Income of academics.
Mean | Std. Dev. | 5% | 50% | 95% | |
---|---|---|---|---|---|
Sum of income (HUF) | 386,984.3 | 185,974.7 | 175,500 | 325,500 | 800,000 |
Share of income from main job (%) | 66.53 | 32.78 | 0 | 75 | 100 |
Income from main job (HUF) | 256,155.8 | 169,540.9 | 0 | 225,500 | 600,400 |
Share of income from grants, scholarships, private business (%) | 15.37 | 24.15 | 0 | 0 | 70 |
Income from grants, scholarships, private business (HUF) | 62,005.3 | 104,956.2 | 0 | 3,255 | 275,500 |
Share of income from secondary jobs (%) | 8.69 | 16.83 | 0 | 0 | 48 |
Income from secondary jobs (HUF) | 40,630.5 | 88,399.72 | 0 | 0 | 225,250 |
To take horizontal segregation into account, we calculated the proportion of women by scientific field using the public listings of the members of the public body of the Hungarian Academy by scientific fields, which are available on the Academy's website. Thus, it reflects the gender ratio of all academics, not just young ones. The results are displayed in Table 4, where significant horizontal segregation can be observed.

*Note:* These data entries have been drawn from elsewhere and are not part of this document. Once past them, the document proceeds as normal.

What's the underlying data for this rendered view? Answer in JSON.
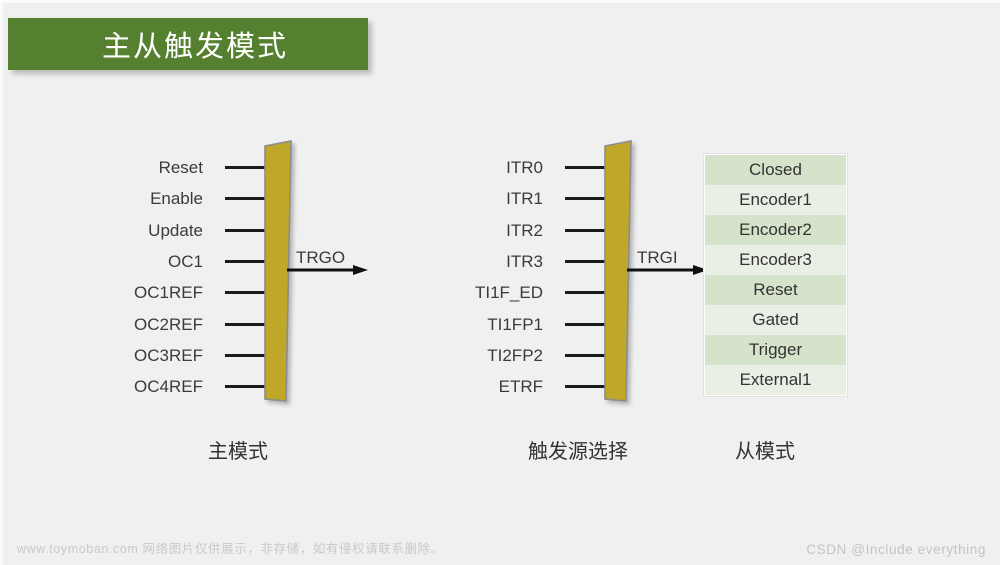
{
  "title": {
    "text": "主从触发模式",
    "banner_color": "#54802f"
  },
  "diagram": {
    "master": {
      "caption": "主模式",
      "pins": [
        "Reset",
        "Enable",
        "Update",
        "OC1",
        "OC1REF",
        "OC2REF",
        "OC3REF",
        "OC4REF"
      ],
      "output_label": "TRGO",
      "block_color": "#bfa829"
    },
    "trigger_source": {
      "caption": "触发源选择",
      "pins": [
        "ITR0",
        "ITR1",
        "ITR2",
        "ITR3",
        "TI1F_ED",
        "TI1FP1",
        "TI2FP2",
        "ETRF"
      ],
      "output_label": "TRGI",
      "block_color": "#bfa829"
    },
    "slave": {
      "caption": "从模式",
      "modes": [
        "Closed",
        "Encoder1",
        "Encoder2",
        "Encoder3",
        "Reset",
        "Gated",
        "Trigger",
        "External1"
      ],
      "row_color_odd": "#d6e3cb",
      "row_color_even": "#eaefe6"
    }
  },
  "footer": {
    "left": "www.toymoban.com 网络图片仅供展示，非存储，如有侵权请联系删除。",
    "right": "CSDN @Include everything"
  }
}
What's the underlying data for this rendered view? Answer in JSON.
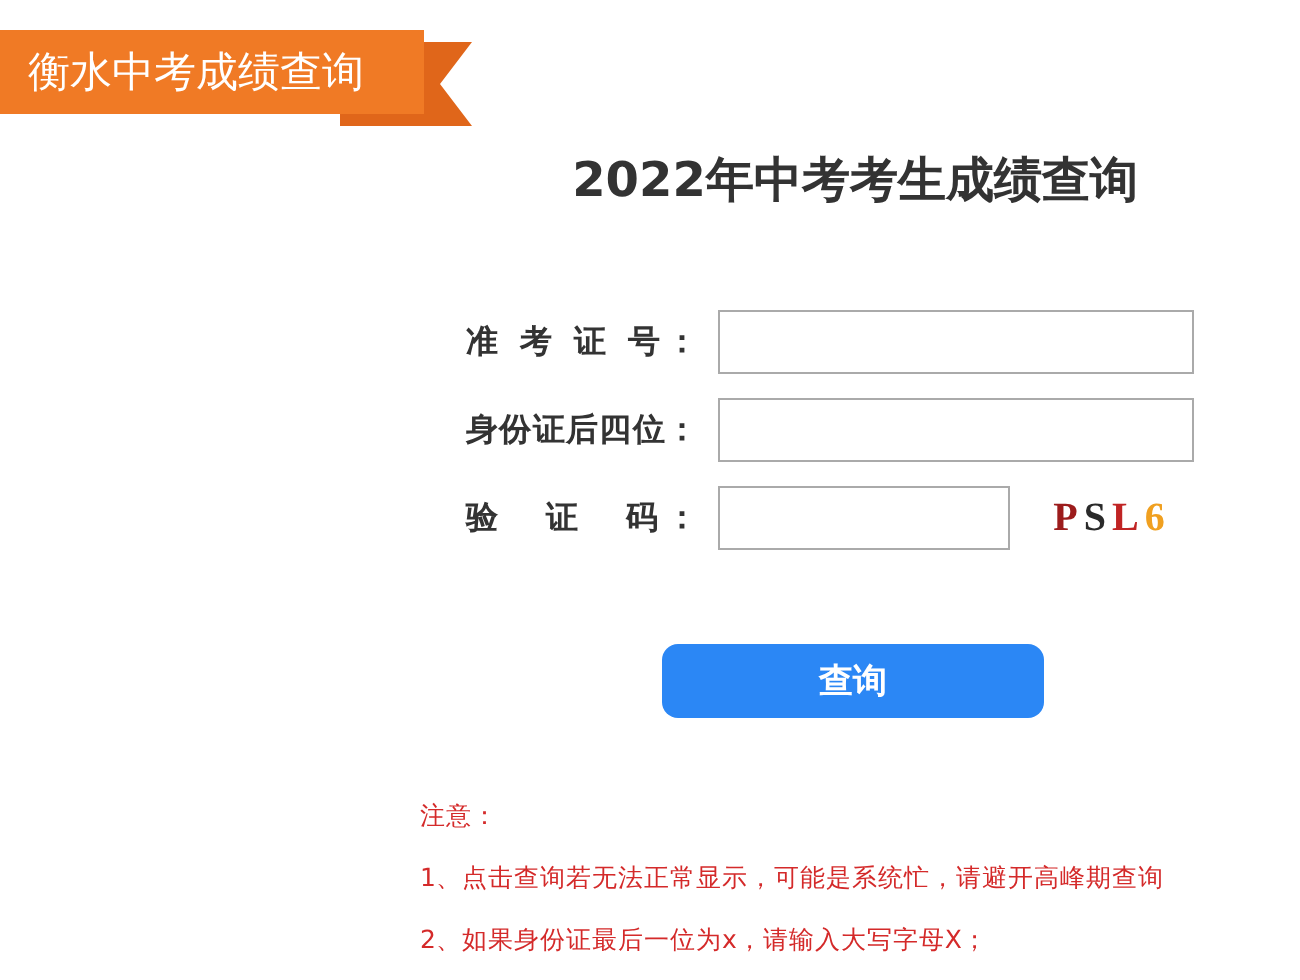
{
  "banner": {
    "title": "衡水中考成绩查询"
  },
  "heading": "2022年中考考生成绩查询",
  "fields": [
    {
      "label": "准 考 证 号：",
      "kind": "text"
    },
    {
      "label": "身份证后四位：",
      "kind": "text"
    },
    {
      "label": "验　证　码：",
      "kind": "captcha"
    }
  ],
  "captcha": {
    "chars": [
      {
        "char": "P",
        "color": "#9c1c1c"
      },
      {
        "char": "S",
        "color": "#2a2a2a"
      },
      {
        "char": "L",
        "color": "#c02424"
      },
      {
        "char": "6",
        "color": "#f0a020"
      }
    ]
  },
  "submit": "查询",
  "notes": [
    "注意：",
    "1、点击查询若无法正常显示，可能是系统忙，请避开高峰期查询",
    "2、如果身份证最后一位为x，请输入大写字母X；"
  ]
}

Share of female academics in scientific fields.
Linguistics and Literature | 52% |
Philosophy and History | 42% |
Mathematics | 18% |
Agriculture | 31% |
Medical Sciences | 31% |
Engineering | 13% |
Chemistry | 34% |
Biology | 37% |
Economics and Law | 33% |
Earth Sciences | 27% |
Physics | 14% |
Statistical methodology
To assess the gender wage gap, we analysed wage regressions. These were linear regression models with income as the dependent variable and the characteristics of the individuals and the jobs as independent variables. Once the regressions include key characteristics of the jobs and individuals, the coefficients of the ‘gender’ variable signify the estimated wage gap between men and women who are similar in terms of the control variables included.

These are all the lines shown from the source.